Among them James McCune Smith (1813-1865). He was born into slavery, dreamed of becoming a doctor, and because he was denied admission to American colleges, traveled to Scotland, where he attended the University of Glasgow and earned his bachelor’s, master’s, and medical degrees by the age of 24. In 1837, Dr. Smith returned to this continent and established his medical practice and pharmacy in New York City, making him the first African American doctor with his own practice in the United States. With a keen interest in languages, he mastered Greek, Latin, and French and had a working knowledge of Italian, Hebrew, Spanish, and German, allowing him to communicate effectively with his Black and white patients.
Daniel Hale Williams (1856-1931) apprenticed with a surgeon, earned a medical degree, and began working as a surgeon in Chicago in 1884. Hospitals at that time barred Black doctors from working on staff, so Dr. Williams opened the nation’s first Black-owned interracial hospital, Provident Hospital. On July 10, 1893, he repaired the pericardium of a patient who had been stabbed in a knife fight, the first documented open-heart surgery on a human. Dr. Williams is regarded as the first African American cardiologist. He co-founded the National Medical Association and became the first Black physician admitted to the American College of Surgeons.
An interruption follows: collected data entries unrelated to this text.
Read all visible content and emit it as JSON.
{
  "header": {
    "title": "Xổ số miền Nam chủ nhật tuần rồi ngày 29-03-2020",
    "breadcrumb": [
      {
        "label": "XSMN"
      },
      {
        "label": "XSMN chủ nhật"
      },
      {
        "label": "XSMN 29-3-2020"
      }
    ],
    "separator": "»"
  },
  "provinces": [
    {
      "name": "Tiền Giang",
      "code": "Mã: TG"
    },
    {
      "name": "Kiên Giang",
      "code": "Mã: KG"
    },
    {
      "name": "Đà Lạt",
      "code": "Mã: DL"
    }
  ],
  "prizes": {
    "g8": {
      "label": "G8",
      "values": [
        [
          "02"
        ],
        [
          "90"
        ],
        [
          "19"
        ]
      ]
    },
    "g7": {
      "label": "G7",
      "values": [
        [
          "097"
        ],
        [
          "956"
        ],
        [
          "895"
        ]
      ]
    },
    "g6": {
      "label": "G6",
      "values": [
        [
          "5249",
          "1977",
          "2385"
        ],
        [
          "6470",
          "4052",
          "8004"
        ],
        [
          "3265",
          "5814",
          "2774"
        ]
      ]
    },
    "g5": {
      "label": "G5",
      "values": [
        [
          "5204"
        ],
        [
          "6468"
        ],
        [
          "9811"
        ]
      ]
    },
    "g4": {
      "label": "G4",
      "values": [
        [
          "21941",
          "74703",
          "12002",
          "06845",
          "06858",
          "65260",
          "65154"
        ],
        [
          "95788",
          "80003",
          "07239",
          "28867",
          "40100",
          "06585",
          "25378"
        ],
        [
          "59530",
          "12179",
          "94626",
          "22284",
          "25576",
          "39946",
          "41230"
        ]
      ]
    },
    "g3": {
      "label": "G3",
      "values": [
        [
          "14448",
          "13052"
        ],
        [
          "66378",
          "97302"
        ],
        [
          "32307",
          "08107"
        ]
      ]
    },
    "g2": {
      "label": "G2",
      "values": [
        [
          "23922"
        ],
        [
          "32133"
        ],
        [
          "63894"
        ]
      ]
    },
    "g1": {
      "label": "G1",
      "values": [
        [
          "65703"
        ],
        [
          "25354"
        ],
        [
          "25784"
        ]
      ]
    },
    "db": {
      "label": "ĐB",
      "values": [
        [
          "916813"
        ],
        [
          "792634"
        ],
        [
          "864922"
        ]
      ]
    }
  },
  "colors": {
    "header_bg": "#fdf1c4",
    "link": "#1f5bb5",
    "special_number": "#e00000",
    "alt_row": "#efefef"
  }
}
As the daughter of one of the first African American graduates of Harvard Medical School, Jane Cooke Wright (1919-2013) grew up interested in healthcare. After earning her medical degree, Dr. Wright worked alongside her father at the Cancer Research Foundation, which her father established in 1948 in New York City. Together, they researched chemotherapy drugs that led to remissions in patients with leukemia and lymphoma until her father died in 1952. Dr. Wright took over as head of the Cancer Research Foundation at 33. She went on to work as the director of cancer chemotherapy at New York University Medical Center and was an associate dean at New York Medical College. The New York Cancer Society elected Dr. Wright as its first woman president in 1971. Her research helped transform chemotherapy from a last resort to a viable treatment for cancer.